So I said I would chronicle my challenges in the Me 2.oh realm, right? Well, today has been a day. I’m friggin in TEARS just trying to do the simplest of things – nothing I try to do is working out today, and I am one of those people who gets incredibly stressed and upset when every move is delayed by ignorance of what to do in the face of hiccups.
Take my efforts just to add an offline reader and bookmarking app to my bloody iTouch. I’m trying to load and try out the Diigo app, which says that it will allow me to read articles offline but still bookmark them so that I can find them again in the future and tag them as valuable for certain subjects.
It’s not working out.
(as an aside, I am finding my iTouch a bit of a tease, as it is an incredibly useful mobile personal device, but mostly only when you are somewhere with Wireless internet access. This GENERALLY means that I have to be at home to truly use it, and I can use my laptop instead, so … it’s just kinda half cool, really. I want to access, bookmark, read, load, communicate and engage while on the bus and wherever I am throughout the day, you know? And honestly, social media gets really overwhelming quickly if you go for several hours without monitoring and listening. When you finally get back online, there is TOO MUCH INFO. So yeah..that’s my whoeisme bullshit whine for today. Boo hoo I have an iTouch instead of a full iPhone. If that’s my biggest issue, then life is bloody good….)
So yes, anyway, what’s wrong with the Diigo thing is that I have to go online through Safari to add my bookmarking tool, and as I am following the instructions, I get to a point where I add the “Save to Diigo” part, but then it gives me instructions to access the bookmark, then edit the URL that shows up to remove some of the characters. The thing is…I can’t EDIT it. The cursor is dead over that spot.

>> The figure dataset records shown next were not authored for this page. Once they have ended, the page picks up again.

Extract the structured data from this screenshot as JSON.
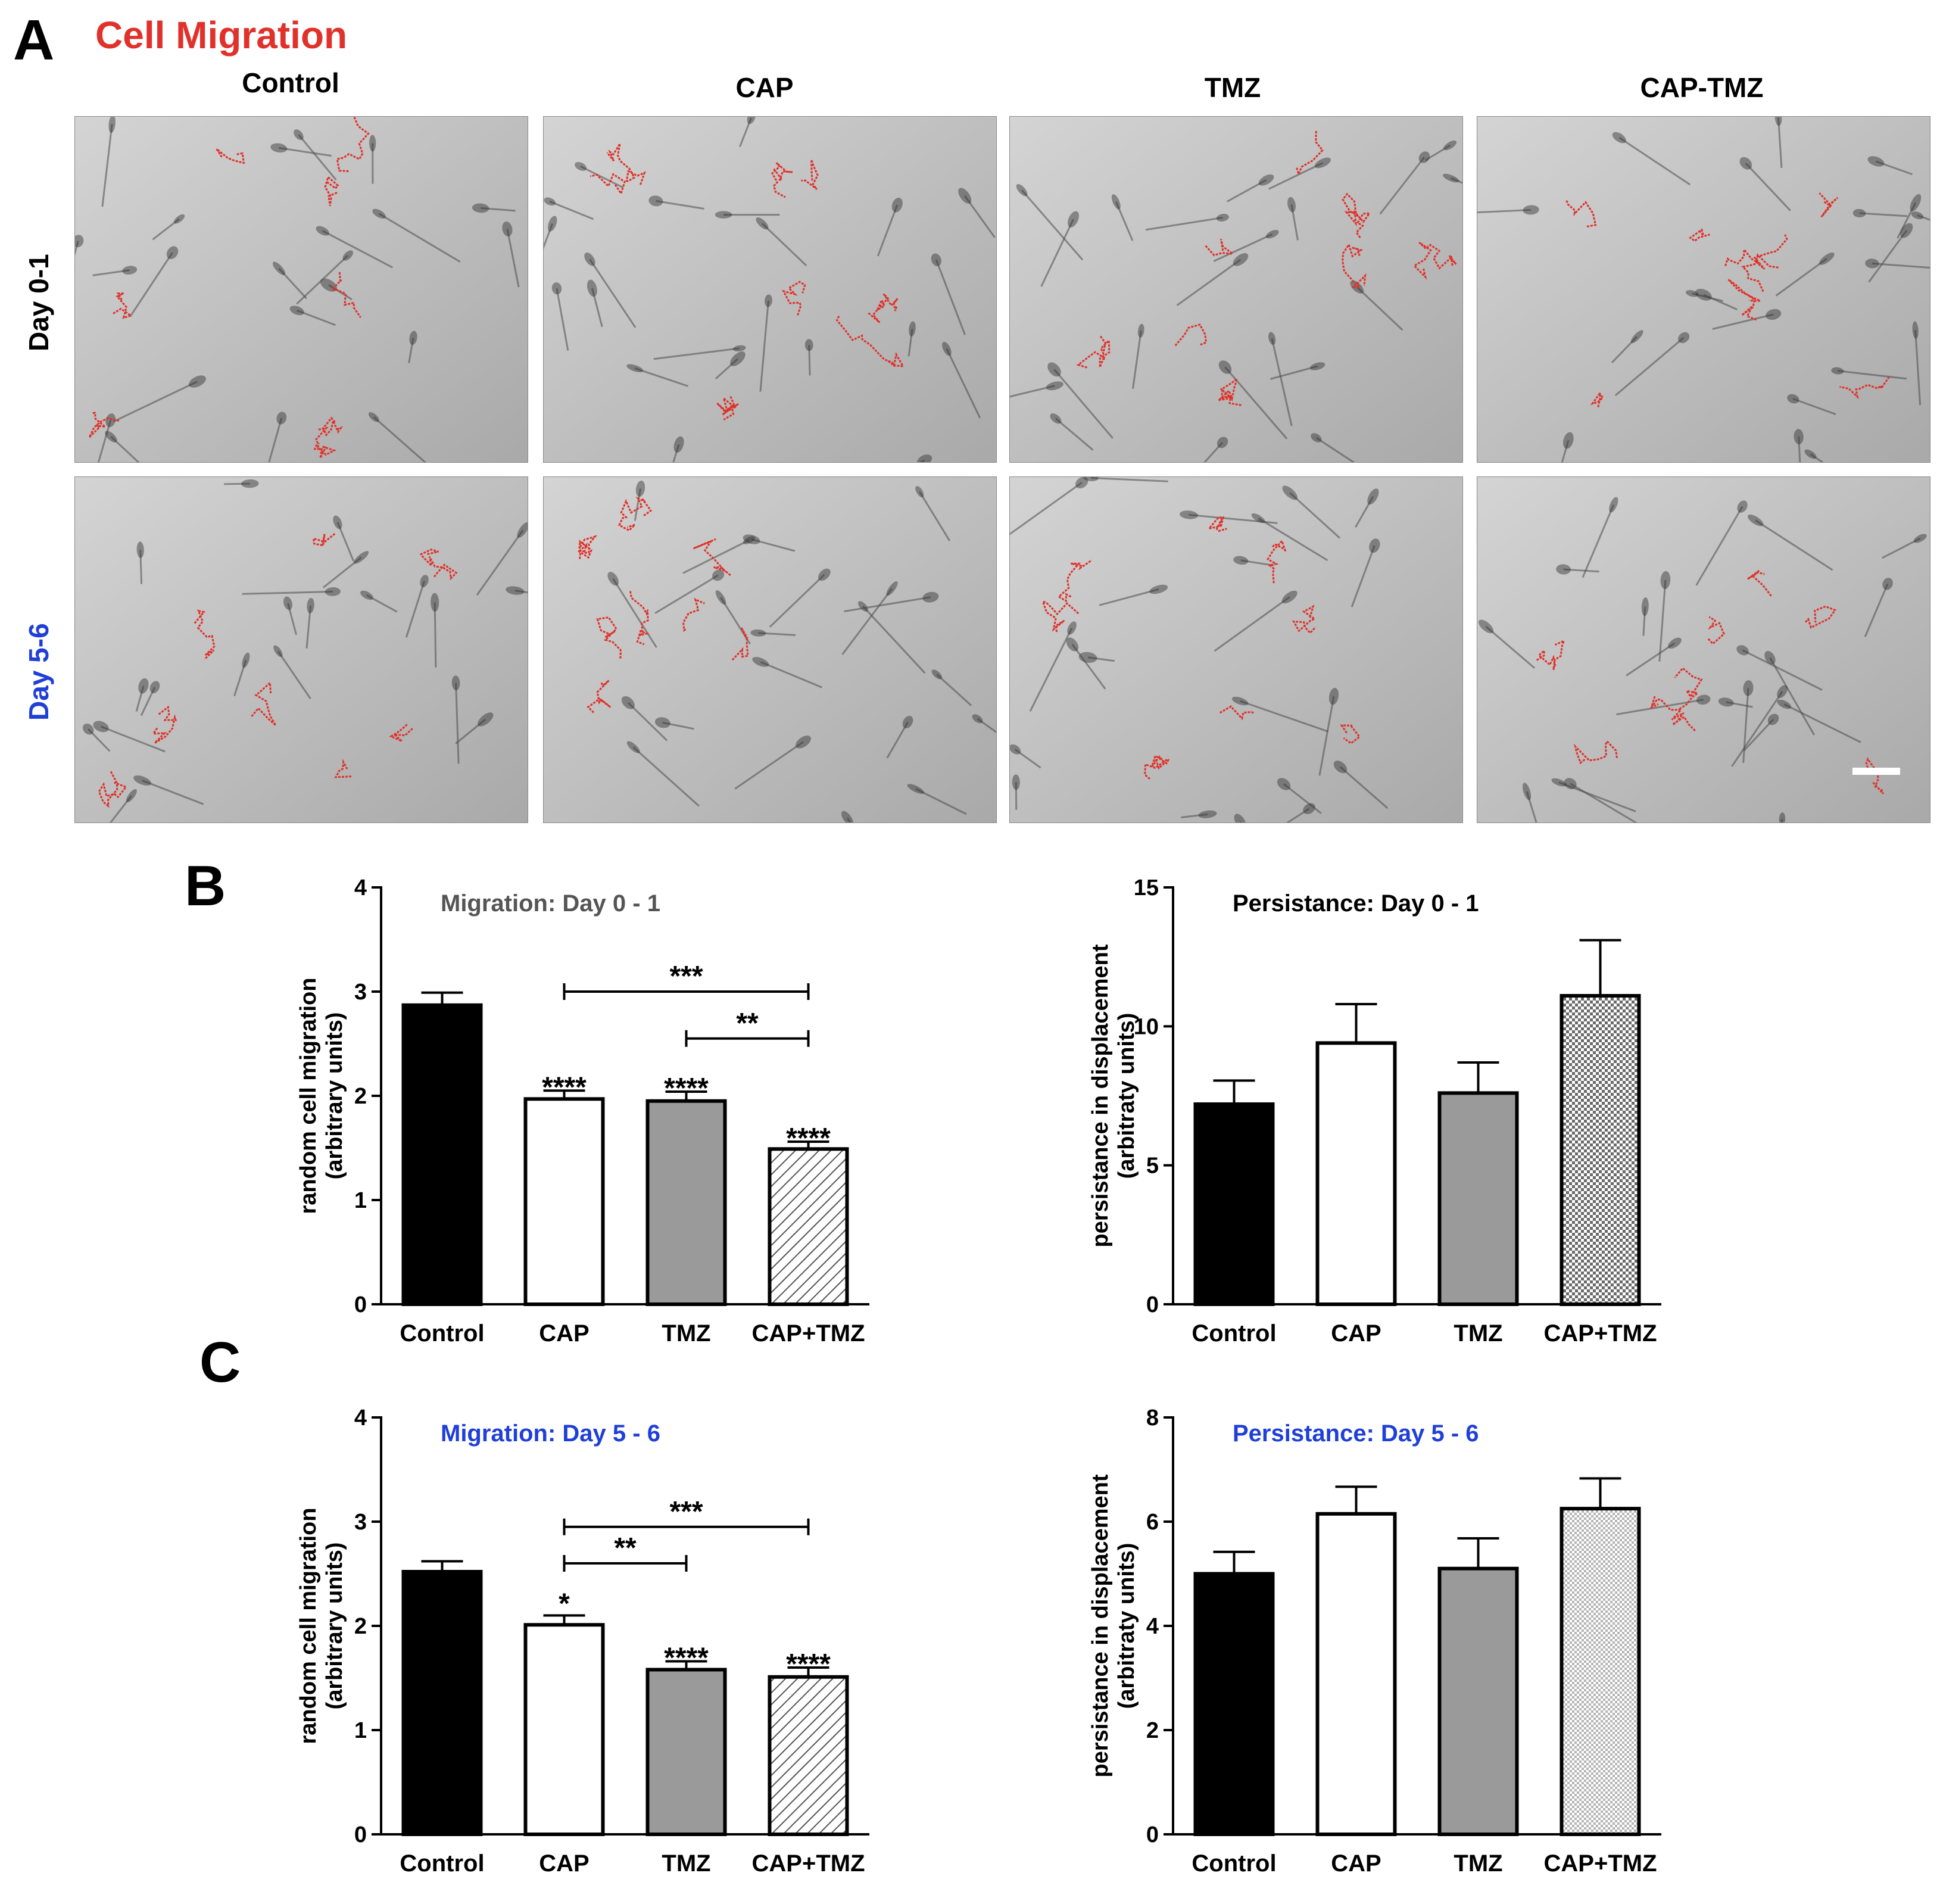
{
  "panel_a": {
    "letter": "A",
    "title": "Cell Migration",
    "columns": [
      "Control",
      "CAP",
      "TMZ",
      "CAP-TMZ"
    ],
    "rows": [
      {
        "label": "Day 0-1",
        "color": "#000000"
      },
      {
        "label": "Day 5-6",
        "color": "#1f3fd8"
      }
    ],
    "track_color": "#e0322b"
  },
  "panel_b": {
    "letter": "B"
  },
  "panel_c": {
    "letter": "C"
  },
  "chart_data": [
    {
      "id": "b_migration",
      "type": "bar",
      "title": "Migration: Day 0 - 1",
      "title_color": "#555555",
      "ylabel": [
        "random cell migration",
        "(arbitrary units)"
      ],
      "categories": [
        "Control",
        "CAP",
        "TMZ",
        "CAP+TMZ"
      ],
      "values": [
        2.87,
        1.97,
        1.95,
        1.49
      ],
      "errors": [
        0.12,
        0.08,
        0.09,
        0.07
      ],
      "fills": [
        "solid-black",
        "white",
        "gray",
        "diagonal-hatch"
      ],
      "ylim": [
        0,
        4
      ],
      "yticks": [
        0,
        1,
        2,
        3,
        4
      ],
      "significance": [
        {
          "bar": 1,
          "label": "****"
        },
        {
          "bar": 2,
          "label": "****"
        },
        {
          "bar": 3,
          "label": "****"
        }
      ],
      "brackets": [
        {
          "from": 1,
          "to": 3,
          "y": 3.0,
          "label": "***"
        },
        {
          "from": 2,
          "to": 3,
          "y": 2.55,
          "label": "**"
        }
      ]
    },
    {
      "id": "b_persistance",
      "type": "bar",
      "title": "Persistance: Day 0 - 1",
      "title_color": "#000000",
      "ylabel": [
        "persistance in displacement",
        "(arbitraty units)"
      ],
      "categories": [
        "Control",
        "CAP",
        "TMZ",
        "CAP+TMZ"
      ],
      "values": [
        7.2,
        9.4,
        7.6,
        11.1
      ],
      "errors": [
        0.85,
        1.4,
        1.1,
        2.0
      ],
      "fills": [
        "solid-black",
        "white",
        "gray",
        "checker"
      ],
      "ylim": [
        0,
        15
      ],
      "yticks": [
        0,
        5,
        10,
        15
      ],
      "significance": [],
      "brackets": []
    },
    {
      "id": "c_migration",
      "type": "bar",
      "title": "Migration: Day 5 - 6",
      "title_color": "#1f3fd8",
      "ylabel": [
        "random cell migration",
        "(arbitrary units)"
      ],
      "categories": [
        "Control",
        "CAP",
        "TMZ",
        "CAP+TMZ"
      ],
      "values": [
        2.52,
        2.01,
        1.58,
        1.51
      ],
      "errors": [
        0.1,
        0.09,
        0.08,
        0.09
      ],
      "fills": [
        "solid-black",
        "white",
        "gray",
        "diagonal-hatch"
      ],
      "ylim": [
        0,
        4
      ],
      "yticks": [
        0,
        1,
        2,
        3,
        4
      ],
      "significance": [
        {
          "bar": 1,
          "label": "*"
        },
        {
          "bar": 2,
          "label": "****"
        },
        {
          "bar": 3,
          "label": "****"
        }
      ],
      "brackets": [
        {
          "from": 1,
          "to": 3,
          "y": 2.95,
          "label": "***"
        },
        {
          "from": 1,
          "to": 2,
          "y": 2.6,
          "label": "**"
        }
      ]
    },
    {
      "id": "c_persistance",
      "type": "bar",
      "title": "Persistance: Day 5 - 6",
      "title_color": "#1f3fd8",
      "ylabel": [
        "persistance in displacement",
        "(arbitraty units)"
      ],
      "categories": [
        "Control",
        "CAP",
        "TMZ",
        "CAP+TMZ"
      ],
      "values": [
        5.0,
        6.15,
        5.1,
        6.25
      ],
      "errors": [
        0.42,
        0.52,
        0.58,
        0.58
      ],
      "fills": [
        "solid-black",
        "white",
        "gray",
        "fine-checker"
      ],
      "ylim": [
        0,
        8
      ],
      "yticks": [
        0,
        2,
        4,
        6,
        8
      ],
      "significance": [],
      "brackets": []
    }
  ]
}
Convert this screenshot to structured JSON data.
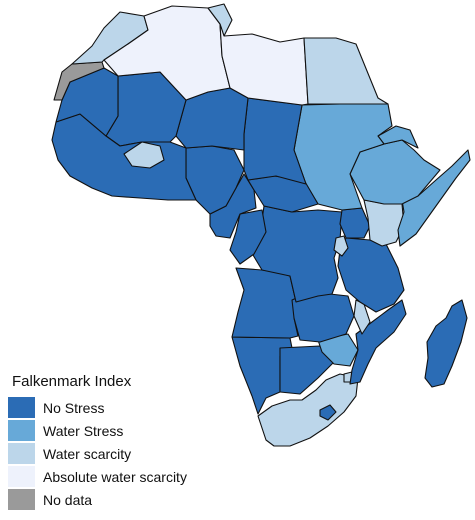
{
  "legend": {
    "title": "Falkenmark Index",
    "items": [
      {
        "key": "no_stress",
        "label": "No Stress",
        "color": "#2b6cb5"
      },
      {
        "key": "water_stress",
        "label": "Water Stress",
        "color": "#67a9d8"
      },
      {
        "key": "water_scarcity",
        "label": "Water scarcity",
        "color": "#bcd6ea"
      },
      {
        "key": "absolute",
        "label": "Absolute water scarcity",
        "color": "#eef2fc"
      },
      {
        "key": "no_data",
        "label": "No data",
        "color": "#9a9a9a"
      }
    ]
  },
  "regions": [
    {
      "name": "Morocco",
      "category": "water_scarcity"
    },
    {
      "name": "Western Sahara",
      "category": "no_data"
    },
    {
      "name": "Algeria",
      "category": "absolute"
    },
    {
      "name": "Tunisia",
      "category": "water_scarcity"
    },
    {
      "name": "Libya",
      "category": "absolute"
    },
    {
      "name": "Egypt",
      "category": "water_scarcity"
    },
    {
      "name": "Mauritania",
      "category": "no_stress"
    },
    {
      "name": "Mali",
      "category": "no_stress"
    },
    {
      "name": "Niger",
      "category": "no_stress"
    },
    {
      "name": "Chad",
      "category": "no_stress"
    },
    {
      "name": "Sudan",
      "category": "water_stress"
    },
    {
      "name": "Eritrea",
      "category": "water_stress"
    },
    {
      "name": "Ethiopia",
      "category": "water_stress"
    },
    {
      "name": "Somalia",
      "category": "water_stress"
    },
    {
      "name": "Kenya",
      "category": "water_scarcity"
    },
    {
      "name": "West Africa coast",
      "category": "no_stress"
    },
    {
      "name": "Burkina Faso",
      "category": "water_scarcity"
    },
    {
      "name": "Nigeria",
      "category": "no_stress"
    },
    {
      "name": "Central African Republic",
      "category": "no_stress"
    },
    {
      "name": "Cameroon",
      "category": "no_stress"
    },
    {
      "name": "Congo",
      "category": "no_stress"
    },
    {
      "name": "DR Congo",
      "category": "no_stress"
    },
    {
      "name": "Uganda",
      "category": "no_stress"
    },
    {
      "name": "Rwanda Burundi",
      "category": "water_scarcity"
    },
    {
      "name": "Tanzania",
      "category": "no_stress"
    },
    {
      "name": "Angola",
      "category": "no_stress"
    },
    {
      "name": "Zambia",
      "category": "no_stress"
    },
    {
      "name": "Malawi",
      "category": "water_scarcity"
    },
    {
      "name": "Mozambique",
      "category": "no_stress"
    },
    {
      "name": "Zimbabwe",
      "category": "water_stress"
    },
    {
      "name": "Namibia",
      "category": "no_stress"
    },
    {
      "name": "Botswana",
      "category": "no_stress"
    },
    {
      "name": "South Africa",
      "category": "water_scarcity"
    },
    {
      "name": "Lesotho",
      "category": "no_stress"
    },
    {
      "name": "Swaziland",
      "category": "water_scarcity"
    },
    {
      "name": "Madagascar",
      "category": "no_stress"
    }
  ]
}
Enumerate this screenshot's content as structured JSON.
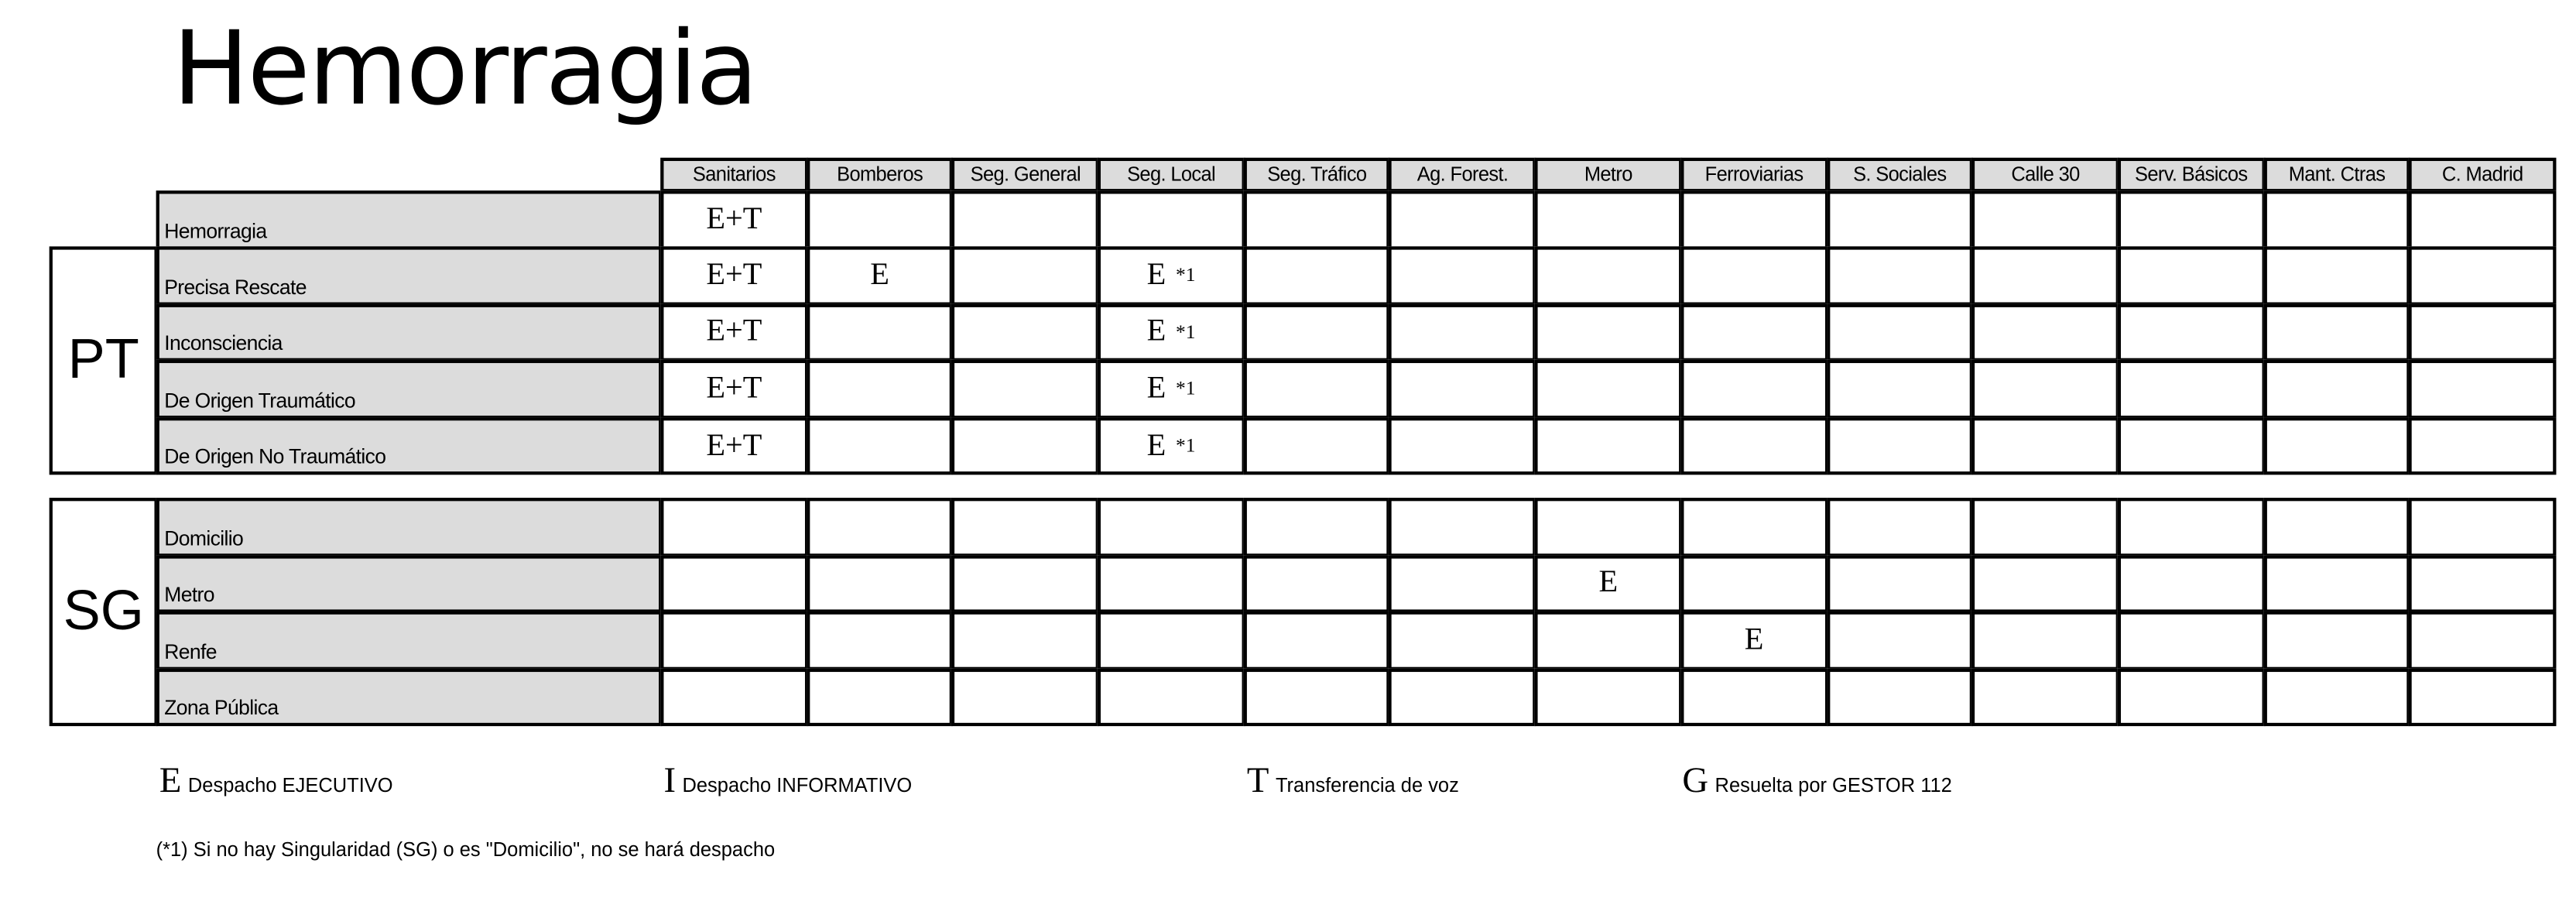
{
  "title": "Hemorragia",
  "columns": [
    "Sanitarios",
    "Bomberos",
    "Seg. General",
    "Seg. Local",
    "Seg. Tráfico",
    "Ag. Forest.",
    "Metro",
    "Ferroviarias",
    "S. Sociales",
    "Calle 30",
    "Serv. Básicos",
    "Mant. Ctras",
    "C. Madrid"
  ],
  "header_row": {
    "label": "Hemorragia",
    "cells": [
      "E+T",
      "",
      "",
      "",
      "",
      "",
      "",
      "",
      "",
      "",
      "",
      "",
      ""
    ]
  },
  "groups": [
    {
      "code": "PT",
      "rows": [
        {
          "label": "Precisa Rescate",
          "cells": [
            "E+T",
            "E",
            "",
            "E|*1",
            "",
            "",
            "",
            "",
            "",
            "",
            "",
            "",
            ""
          ]
        },
        {
          "label": "Inconsciencia",
          "cells": [
            "E+T",
            "",
            "",
            "E|*1",
            "",
            "",
            "",
            "",
            "",
            "",
            "",
            "",
            ""
          ]
        },
        {
          "label": "De Origen Traumático",
          "cells": [
            "E+T",
            "",
            "",
            "E|*1",
            "",
            "",
            "",
            "",
            "",
            "",
            "",
            "",
            ""
          ]
        },
        {
          "label": "De Origen No Traumático",
          "cells": [
            "E+T",
            "",
            "",
            "E|*1",
            "",
            "",
            "",
            "",
            "",
            "",
            "",
            "",
            ""
          ]
        }
      ]
    },
    {
      "code": "SG",
      "rows": [
        {
          "label": "Domicilio",
          "cells": [
            "",
            "",
            "",
            "",
            "",
            "",
            "",
            "",
            "",
            "",
            "",
            "",
            ""
          ]
        },
        {
          "label": "Metro",
          "cells": [
            "",
            "",
            "",
            "",
            "",
            "",
            "E",
            "",
            "",
            "",
            "",
            "",
            ""
          ]
        },
        {
          "label": "Renfe",
          "cells": [
            "",
            "",
            "",
            "",
            "",
            "",
            "",
            "E",
            "",
            "",
            "",
            "",
            ""
          ]
        },
        {
          "label": "Zona Pública",
          "cells": [
            "",
            "",
            "",
            "",
            "",
            "",
            "",
            "",
            "",
            "",
            "",
            "",
            ""
          ]
        }
      ]
    }
  ],
  "legend": [
    {
      "key": "E",
      "text": "Despacho EJECUTIVO"
    },
    {
      "key": "I",
      "text": "Despacho INFORMATIVO"
    },
    {
      "key": "T",
      "text": "Transferencia de voz"
    },
    {
      "key": "G",
      "text": "Resuelta por GESTOR 112"
    }
  ],
  "footnote": "(*1) Si no hay Singularidad (SG) o es \"Domicilio\", no se hará despacho"
}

And I keep trying to figure out here and there what I might be doing wrong, but every time I go through the process, it adds more and more “Save to Diigo” bookmark screens, but NOTHING CHANGES folks! I am utterly frustrated! These things just drive me nuts. totally bonkers. Full out tantrum, people! I toss aside the iTouch, scream, tears fill my eyes, and then I say I will come back to it again and figure it out next time. But I’ve done this three times now, and I just can’t STAND it.
What to do, people? Who has the solution for me? Maybe there’s another iTouch app that I can try instead? ARGGGH.
time for a glass of wine and, I think, time to put the bloody tech tools down for a while. Sigh.